The Best For Burrowing
- Peat and straw.These materials are among the best for burrowing and allow gerbils to readily form nesting chambers within the tank. They have the added advantage of absorbing a great deal of moisture and odor, thus reducing how often you must clean the cage. The problem with peat and straw is that it can be difficult to get the consistency right. If the materials are too damp, they get dusty and can give the gerbils chest complaints or fungal infections. Leftover seeds may also begin to sprout. If the bedding is too dry, the gerbils' burrows collapse. Being the expert diggers that they are, they can usually burrow their way out, but this may not be the case with any babies caught in the burrows. Peat and straw can also stain the gerbils' coats, a problem if you show your gerbils.
- Paper-based cat litter. This litter absorbs all odors and small amounts of liquid, but it can harden, making it difficult for gerbils to burrow. Providing the amount needed for burrowing can also get expensive. Additionally, it is poor cosmetically. The dark litter makes it look as if the tank is always in need of cleaning.

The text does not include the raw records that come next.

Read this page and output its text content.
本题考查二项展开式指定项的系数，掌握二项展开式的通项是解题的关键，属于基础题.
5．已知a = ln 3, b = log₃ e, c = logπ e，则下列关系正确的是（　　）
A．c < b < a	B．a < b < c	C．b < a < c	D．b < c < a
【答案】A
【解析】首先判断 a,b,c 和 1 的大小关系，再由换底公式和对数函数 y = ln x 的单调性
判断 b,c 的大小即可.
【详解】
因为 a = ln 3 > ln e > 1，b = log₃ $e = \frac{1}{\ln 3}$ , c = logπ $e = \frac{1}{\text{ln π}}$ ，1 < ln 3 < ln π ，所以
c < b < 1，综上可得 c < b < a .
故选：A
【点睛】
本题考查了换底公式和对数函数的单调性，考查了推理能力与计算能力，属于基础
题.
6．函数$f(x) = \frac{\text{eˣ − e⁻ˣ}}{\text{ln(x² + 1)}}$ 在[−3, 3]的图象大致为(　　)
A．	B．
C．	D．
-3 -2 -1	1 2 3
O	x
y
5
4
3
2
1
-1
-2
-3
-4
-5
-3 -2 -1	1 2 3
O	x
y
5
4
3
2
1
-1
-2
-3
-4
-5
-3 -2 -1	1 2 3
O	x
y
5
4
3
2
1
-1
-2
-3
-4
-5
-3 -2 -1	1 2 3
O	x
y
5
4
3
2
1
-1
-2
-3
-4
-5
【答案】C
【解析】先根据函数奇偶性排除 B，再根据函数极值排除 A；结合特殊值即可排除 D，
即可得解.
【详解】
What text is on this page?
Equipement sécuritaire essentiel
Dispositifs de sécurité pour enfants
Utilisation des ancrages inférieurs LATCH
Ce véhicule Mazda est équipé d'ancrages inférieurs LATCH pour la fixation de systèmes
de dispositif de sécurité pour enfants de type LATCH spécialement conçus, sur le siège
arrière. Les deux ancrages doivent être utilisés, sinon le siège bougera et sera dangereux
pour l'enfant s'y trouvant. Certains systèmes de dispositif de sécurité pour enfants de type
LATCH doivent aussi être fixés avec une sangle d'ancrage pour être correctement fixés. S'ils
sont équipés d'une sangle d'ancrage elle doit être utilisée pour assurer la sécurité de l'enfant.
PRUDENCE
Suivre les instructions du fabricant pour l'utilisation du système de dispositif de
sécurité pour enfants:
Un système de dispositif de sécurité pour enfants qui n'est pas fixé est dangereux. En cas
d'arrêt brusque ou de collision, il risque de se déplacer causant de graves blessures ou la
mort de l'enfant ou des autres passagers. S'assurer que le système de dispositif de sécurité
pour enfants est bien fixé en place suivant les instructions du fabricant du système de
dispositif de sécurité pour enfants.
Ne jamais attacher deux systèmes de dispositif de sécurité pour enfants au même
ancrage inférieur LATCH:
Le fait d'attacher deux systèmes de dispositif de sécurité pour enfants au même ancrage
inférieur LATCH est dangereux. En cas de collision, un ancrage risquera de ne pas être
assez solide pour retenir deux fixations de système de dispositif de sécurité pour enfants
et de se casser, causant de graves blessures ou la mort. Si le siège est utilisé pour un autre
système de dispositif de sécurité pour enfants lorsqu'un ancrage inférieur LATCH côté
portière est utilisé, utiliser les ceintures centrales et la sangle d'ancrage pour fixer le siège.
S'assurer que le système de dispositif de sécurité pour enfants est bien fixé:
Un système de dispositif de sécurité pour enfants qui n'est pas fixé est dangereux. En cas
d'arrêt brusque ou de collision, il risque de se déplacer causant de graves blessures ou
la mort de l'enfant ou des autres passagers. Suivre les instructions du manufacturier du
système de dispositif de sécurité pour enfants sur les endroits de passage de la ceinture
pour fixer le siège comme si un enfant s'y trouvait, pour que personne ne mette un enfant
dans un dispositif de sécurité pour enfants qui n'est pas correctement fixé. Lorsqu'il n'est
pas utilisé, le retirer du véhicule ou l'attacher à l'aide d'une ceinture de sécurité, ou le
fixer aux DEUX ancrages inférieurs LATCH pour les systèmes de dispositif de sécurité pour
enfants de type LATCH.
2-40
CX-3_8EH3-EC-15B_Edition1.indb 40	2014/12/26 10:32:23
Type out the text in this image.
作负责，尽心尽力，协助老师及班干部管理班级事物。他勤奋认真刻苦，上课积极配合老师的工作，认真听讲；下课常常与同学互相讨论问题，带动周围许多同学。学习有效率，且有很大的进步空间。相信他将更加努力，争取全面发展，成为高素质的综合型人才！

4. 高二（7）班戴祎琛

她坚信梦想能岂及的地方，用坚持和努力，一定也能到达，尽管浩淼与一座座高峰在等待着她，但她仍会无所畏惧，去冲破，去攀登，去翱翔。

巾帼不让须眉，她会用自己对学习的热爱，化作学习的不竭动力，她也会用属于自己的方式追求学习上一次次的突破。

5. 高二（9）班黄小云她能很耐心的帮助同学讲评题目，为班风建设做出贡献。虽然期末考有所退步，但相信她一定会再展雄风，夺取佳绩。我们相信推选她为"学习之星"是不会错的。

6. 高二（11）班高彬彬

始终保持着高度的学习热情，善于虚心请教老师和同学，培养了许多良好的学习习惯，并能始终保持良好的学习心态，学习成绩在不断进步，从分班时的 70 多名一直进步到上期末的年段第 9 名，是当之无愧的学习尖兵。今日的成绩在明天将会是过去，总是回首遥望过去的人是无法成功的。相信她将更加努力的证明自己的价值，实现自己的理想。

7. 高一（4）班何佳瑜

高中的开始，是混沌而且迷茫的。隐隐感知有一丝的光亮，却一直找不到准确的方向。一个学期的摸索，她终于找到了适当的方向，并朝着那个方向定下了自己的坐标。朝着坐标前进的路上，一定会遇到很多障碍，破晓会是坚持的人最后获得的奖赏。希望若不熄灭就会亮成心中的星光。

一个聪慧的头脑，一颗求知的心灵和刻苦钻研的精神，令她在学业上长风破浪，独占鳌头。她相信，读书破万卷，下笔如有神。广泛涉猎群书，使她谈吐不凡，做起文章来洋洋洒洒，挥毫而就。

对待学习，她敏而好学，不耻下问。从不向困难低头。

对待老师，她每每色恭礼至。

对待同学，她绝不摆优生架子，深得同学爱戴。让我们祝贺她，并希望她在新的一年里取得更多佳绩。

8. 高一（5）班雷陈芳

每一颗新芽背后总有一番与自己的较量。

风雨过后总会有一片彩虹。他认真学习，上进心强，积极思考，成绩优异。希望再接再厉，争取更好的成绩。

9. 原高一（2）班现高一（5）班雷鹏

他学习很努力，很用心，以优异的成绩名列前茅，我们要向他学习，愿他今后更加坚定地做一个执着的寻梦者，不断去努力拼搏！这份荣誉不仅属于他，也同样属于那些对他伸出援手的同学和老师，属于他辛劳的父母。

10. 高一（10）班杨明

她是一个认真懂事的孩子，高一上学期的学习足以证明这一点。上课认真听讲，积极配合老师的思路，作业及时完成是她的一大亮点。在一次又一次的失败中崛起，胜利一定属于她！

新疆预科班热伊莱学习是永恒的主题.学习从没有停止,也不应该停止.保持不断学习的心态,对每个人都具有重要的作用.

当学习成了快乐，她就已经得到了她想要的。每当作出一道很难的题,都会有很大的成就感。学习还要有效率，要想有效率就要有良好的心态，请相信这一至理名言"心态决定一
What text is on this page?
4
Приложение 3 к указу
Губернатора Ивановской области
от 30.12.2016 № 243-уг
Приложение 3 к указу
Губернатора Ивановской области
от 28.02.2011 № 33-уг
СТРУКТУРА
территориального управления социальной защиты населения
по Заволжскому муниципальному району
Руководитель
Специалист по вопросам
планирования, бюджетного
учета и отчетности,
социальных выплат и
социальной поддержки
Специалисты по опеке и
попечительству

- Sawdust. Gerbils can burrow and create chamber systems in hard-packed sawdust. It is also relatively inexpensive to buy. The problem with sawdust is that it's very fine and often leads to eye and nose irritation. Some sawdust can also cause allergic reactions. Sawdust made from cedar or other strongly smelling woods can cause irritation and illnesses.
- Wood shavings. Inexpensive to buy, wood shavings have bigger particles than sawdust and less likely to irritate your gerbil. Creating chambers may be a little more difficult, but if you add lots of toilet roll tubes and tissue boxes your gerbil will chew these up to enable him to bind the substrate together and create wonderful burrow systems. If these collapse, the material should be light enough to allow your gerbils to easily dig their way out. Always look for dust-extracted and well-aired softwoods, and keep aspen high on your list. Here, too, avoid shavings from strongly smelling woods, especially cedar, because of their tendency to irritate and lead to illness.
- Corn cob. Many people have had a lot of success using small dried particles of corn cob. Very absorbent, corn cob also has a reputation for being very safe. The only drawback is the difficulty of digging burrows with small particles.
- Sand. If you want your gerbils to look their best, sand helps keep their coats grease free and makes them look glossy and sleek. It also looks more like the gerbil's natural environment. It rarely needs changing since it can be sieved to remove waste and uneaten food. Sand has several drawbacks. It must be kept damp to allow gerbils to burrow in it and prevent fine grains from irritating a gerbil's eyes. And some gerbil owners have complained about the noise a gerbil makes when he's scratching around on sand covered glass. It can sound like fingernails being drawn across a blackboard. Sand can also make a cage extremely heavy to move.
Your choice of materials may depend on where and how you keep your gerbils. If you want to show them, it is best to avoid materials that will stain them. If you want them to burrow you need a material like wood shavings or peat. If you are worried about irritating your gerbil, avoid sawdust. It may be a good idea to combine the advantages of two or more types of bedding. For example, you could place a barrier or bricks or tiles across one end or a corner of a tank and place sand in the enclosed area for the gerbils to dust bathe and groom their coats, then in the rest of the tank place wood shavings to allow them to burrow safely.
If your gerbils show signs of trouble, a sore nose with a red discharge or a red discharge from the eye, try an alternative bedding. Even changing from one brand of wood shavings to another can make a difference.
Many products are sold for small animal nesting material. These range from paper strips to woolly cellulose fibers. You can also give gerbils hay for nesting. Unfortunately, none of these is ideal.
Gerbils, especially young gerbils, have been known to lose limbs when they have gotten tangled in paper strips. For this reason you should never give your gerbil any fibrous material including cotton wool or pieces of cloth. The only exception is burlap, which can be used safely. The fluffy bedding material often sold in pet shops has been implicated in intestinal disorders in hamsters so should be avoided. While hay can make a good warm nesting material it can stain the gerbil's coat. More, it is often a source of parasites such as mites, or fungal infections such as ringworm.
Experienced gerbil keepers know that none of these products beats a simple and cheap alternative – toilet tissue. Give a few sheets of toilet tissue to your gerbil and in no time it will have chewed and fluffed it up into an incredibly warm, soft, and safe nest.